Sunday, 23 May 2010

Dial M for Metaphysics

Rudolph Carnap , a German-born philosopher and a leading member of the Vienna Circle, claimed that from a reading of the Tractatus Logico-Philosophicus he could construct precise forms of language, free of metaphysical corruptions. But such an understanding is based on a partial reading of Ludwig Wittgenstein's complex little dissertation. For Wittgenstein meaning came from the world, not from sense-experience.

Carnap's approach was both impossible...and impossibly funny! The idea of restricted language was applied so rigorously among the Vienna Circle that it reached the stage of making any form of expression all but impossible;

We appointed one of us to shout 'M' (for metaphysics) whenever an illegitimate sentence was uttered in our discussion. He was shouting 'M' so much we got sick of it and got him to shout 'not-M' whenever we said something legitimate.

Ha-ha! Fortunately for Carnap he began to think a little more clearly, introducing what he called the 'tolerance principle', according to which there is not one but many logics. So, by this standard, any expression of language is acceptable as long as there are sufficient rules governing its logical application.


  1. So John Prescott is a genius after all???
    This fellow sounds a bit like a dogmatic version of the never dogmatic Korzybski, whose research on language was some of the most interesting analysis ever delved into.

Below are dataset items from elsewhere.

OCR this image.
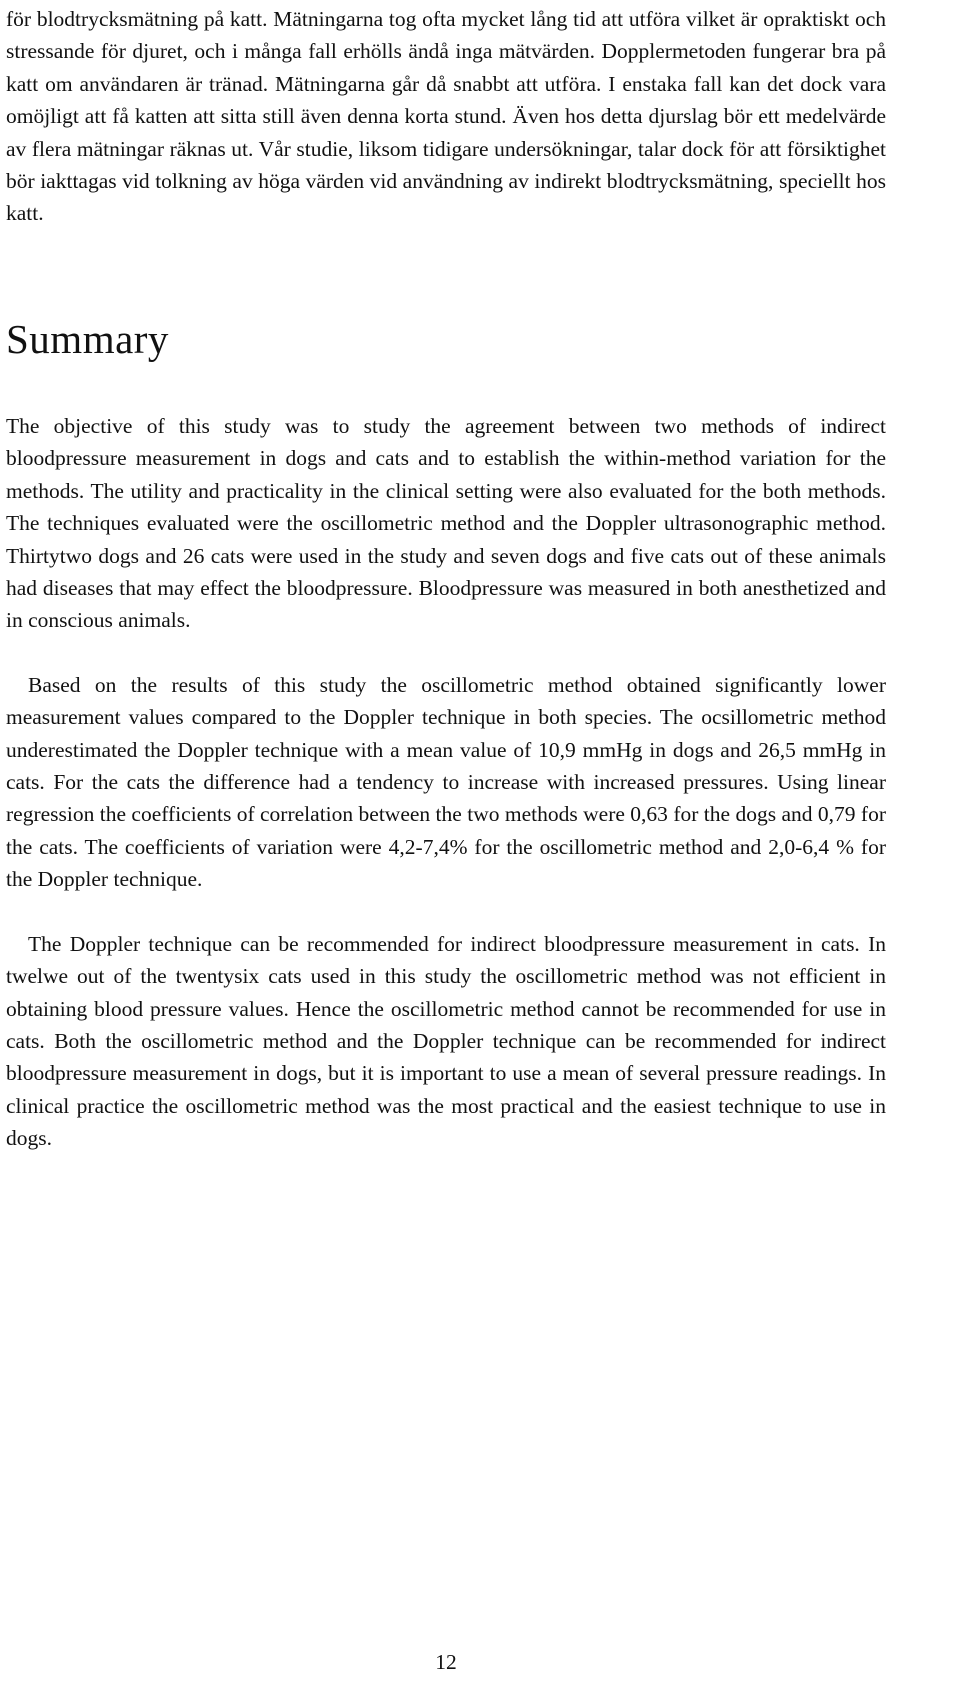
för blodtrycksmätning på katt. Mätningarna tog ofta mycket lång tid att utföra vilket är opraktiskt och stressande för djuret, och i många fall erhölls ändå inga mätvärden. Dopplermetoden fungerar bra på katt om användaren är tränad. Mätningarna går då snabbt att utföra. I enstaka fall kan det dock vara omöjligt att få katten att sitta still även denna korta stund. Även hos detta djurslag bör ett medelvärde av flera mätningar räknas ut. Vår studie, liksom tidigare undersökningar, talar dock för att försiktighet bör iakttagas vid tolkning av höga värden vid användning av indirekt blodtrycksmätning, speciellt hos katt.

Summary

The objective of this study was to study the agreement between two methods of indirect bloodpressure measurement in dogs and cats and to establish the within-method variation for the methods. The utility and practicality in the clinical setting were also evaluated for the both methods. The techniques evaluated were the oscillometric method and the Doppler ultrasonographic method. Thirtytwo dogs and 26 cats were used in the study and seven dogs and five cats out of these animals had diseases that may effect the bloodpressure. Bloodpressure was measured in both anesthetized and in conscious animals.

Based on the results of this study the oscillometric method obtained significantly lower measurement values compared to the Doppler technique in both species. The ocsillometric method underestimated the Doppler technique with a mean value of 10,9 mmHg in dogs and 26,5 mmHg in cats. For the cats the difference had a tendency to increase with increased pressures. Using linear regression the coefficients of correlation between the two methods were 0,63 for the dogs and 0,79 for the cats. The coefficients of variation were 4,2-7,4% for the oscillometric method and 2,0-6,4 % for the Doppler technique.

The Doppler technique can be recommended for indirect bloodpressure measurement in cats. In twelwe out of the twentysix cats used in this study the oscillometric method was not efficient in obtaining blood pressure values. Hence the oscillometric method cannot be recommended for use in cats. Both the oscillometric method and the Doppler technique can be recommended for indirect bloodpressure measurement in dogs, but it is important to use a mean of several pressure readings. In clinical practice the oscillometric method was the most practical and the easiest technique to use in dogs.

12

  2. Ana, a kind of madness comes over philosophers who take themselves too seriously. Give me those old Greeks any time ; they really did change the world for the better. But what on earth has the Vienna Circle ever done (apart from go round in circles)? ;-)

  3. Ana, It is not what you say but the way that you say it which conveys meaning. This truth was noticed by Soren Kirkegaard and, later, by Wittgenstein who was once heard to remark on passing a Christian Preacher that if the Preacher truly believed in what he was saying he would not be shouting his message in that tone of voice.